Массовый человек Майдана
– На Ваш взгляд, секуляризация и массовое общество идут нога в ногу?
– Безусловно. Секуляризация началась с эпохи Просвещения, а «омассовление»... Как говорят, XIX век был веком толп, XX — век масс, как и XXI-ый. Но что значит «омассовление» — это атомизация, когда появляется «человеческий атом», изолированный от других людей. И многие люди, даже если испытывают религиозные чувства, то культивируют их в своей приватной сфере, не выходя в церковное сообщество. Сейчас появилась, как бы сказать, индивидуальная религиозность, не церковного свойства. Человек может сказать, что верит в бога, но не ходит в храм. Это тоже связано с тем, что индивид в этой массе чувствует себя одиноким в толпе.
– То есть массовый человек — одинокий человек?
– Конечно! И современный человек, в известном смысле, более одинок.
– А он ставит себе цель преодолеть это одиночество?
– Знаете, он может этого желать, но итог не всегда позитивен. Массовый человек — опасная реальность, он, как показала Ханна Аренд, легко манипулируем. В случае глобальных кризисов он легко подчиняется вождям, которые его хотят вывести, скажем, на тот же Майдан.
– По Вашему мнению, массовое общество является подвижником прогресса или его заложником?
– Массовое общество — это продукт развития западного общества, а в итоге всего мирового сообщества. Испанский теоретик Хосе Ортега-и-Гассет начал обсуждение этой темы, за ним последовали и другие теоретики. Мы можем сказать, что человек массы — это побочная сторона развития технологической цивилизации, в которую мы все включены. Это социальное следствие, которое если и имеет негативную окраску, то от этого никуда не деться. Чтобы смягчить «омассовление», нужно искать, по-видимому, новые формы социальности.
– А что же дальше? Это ли не тупик?
– Нет, технологическая цивилизация, наука и техника, себя не исчерпали. С этим нужно просто жить.
– Сохранившаяся до сих пор пирамидальная социальная иерархия не разрушится?
– Нет, пока есть государственность.
– Но границы государств ведь размываются, например, вспомним Евросоюз.
– Там, знаете, все очень сложно. В условиях глобализации надгосударственные образования испытывают большие прессинги. В том числе, от монополий. Мы пока не видим, что национальные государства реально отмирают, о чем давно говорят.
– Не пора ли остановится, потому что все эксперименты с природой человека и роботизацией жизни, как говорят футурологи, грозят необратимыми переменами для цивилизации?

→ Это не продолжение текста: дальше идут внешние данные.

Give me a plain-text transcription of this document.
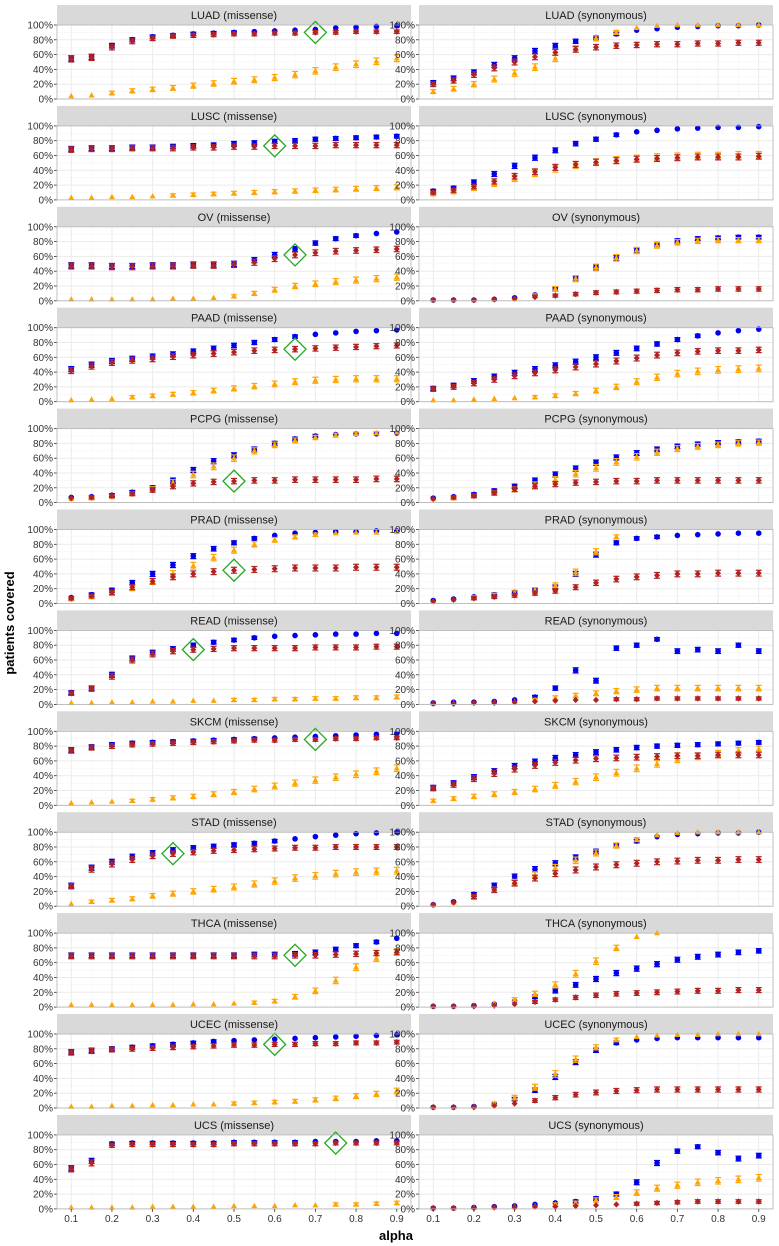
LUAD (missense)
0%
20%
40%
60%
80%
100%
LUAD (synonymous)
0%
20%
40%
60%
80%
100%
LUSC (missense)
0%
20%
40%
60%
80%
100%
LUSC (synonymous)
0%
20%
40%
60%
80%
100%
OV (missense)
0%
20%
40%
60%
80%
100%
OV (synonymous)
0%
20%
40%
60%
80%
100%
PAAD (missense)
0%
20%
40%
60%
80%
100%
PAAD (synonymous)
0%
20%
40%
60%
80%
100%
PCPG (missense)
0%
20%
40%
60%
80%
100%
PCPG (synonymous)
0%
20%
40%
60%
80%
100%
PRAD (missense)
0%
20%
40%
60%
80%
100%
PRAD (synonymous)
0%
20%
40%
60%
80%
100%
READ (missense)
0%
20%
40%
60%
80%
100%
READ (synonymous)
0%
20%
40%
60%
80%
100%
SKCM (missense)
0%
20%
40%
60%
80%
100%
SKCM (synonymous)
0%
20%
40%
60%
80%
100%
STAD (missense)
0%
20%
40%
60%
80%
100%
STAD (synonymous)
0%
20%
40%
60%
80%
100%
THCA (missense)
0%
20%
40%
60%
80%
100%
THCA (synonymous)
0%
20%
40%
60%
80%
100%
UCEC (missense)
0%
20%
40%
60%
80%
100%
UCEC (synonymous)
0%
20%
40%
60%
80%
100%
UCS (missense)
0%
20%
40%
60%
80%
100%
UCS (synonymous)
0%
20%
40%
60%
80%
100%
0.1	0.2	0.3	0.4	0.5	0.6	0.7	0.8	0.9 0.1	0.2	0.3	0.4	0.5	0.6	0.7	0.8	0.9
alpha
patients covered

– Критиковать науку — вещь пагубная, но надо видеть, что она, как и все остальное, что люди делают, несет с собой новые формы отчуждения, подавление человеческих существ. Любая деятельность человека имеет не только позитивную сторону, но и негативный выброс. Все, что человек придумывает, рождает побочные проблемы.
Скажем, медицинские, бытовые технологии — это вещи, которые людям очень помогают. Критиковать можно сколько угодно, что, мол, технократическая цивилизация зашла в тупик, человек — это винтик... А, на самом деле, вы встаете утром, включаете электрический чайник, пользуетесь душем и кучей остальных продуктов определенных технологий... Но и недоиспользование науки — тяжкий грех. Например, что мы видим в нашем здравоохранении или на транспорте. С наукой надо обходиться уважительно, учитывая, как я обычно говорю студентам, что она знает только 3% того, что есть в мире.
– На какой стадии развития общества находится Россия?
– И Запад находится в информационном обществе, и мы тоже. Но дело не только в количестве компьютеров на душу населения. У них меньше всяких препятствий для внедрения технологий в обычную жизнь. А у нас некоторые умельцы говорят, что для борьбы с терроризмом нужно в кафе wi-fi запретить. Это же бред! Идешь где-нибудь в Сан-Себастьяне или Барселоне, так там все набережные точками доступа утыканы. У них, действительно, информационное общество. Но это не только девайсы всякие, это еще и возможность ими грамотно пользоваться. Мы тоже вползаем на эту стадию, но у нас все неравномерно — есть большие города, где планшетник и смартфон — норма жизни, а есть места, где люди живут впроголодь — достаточно отъехать на 10 км от Твери.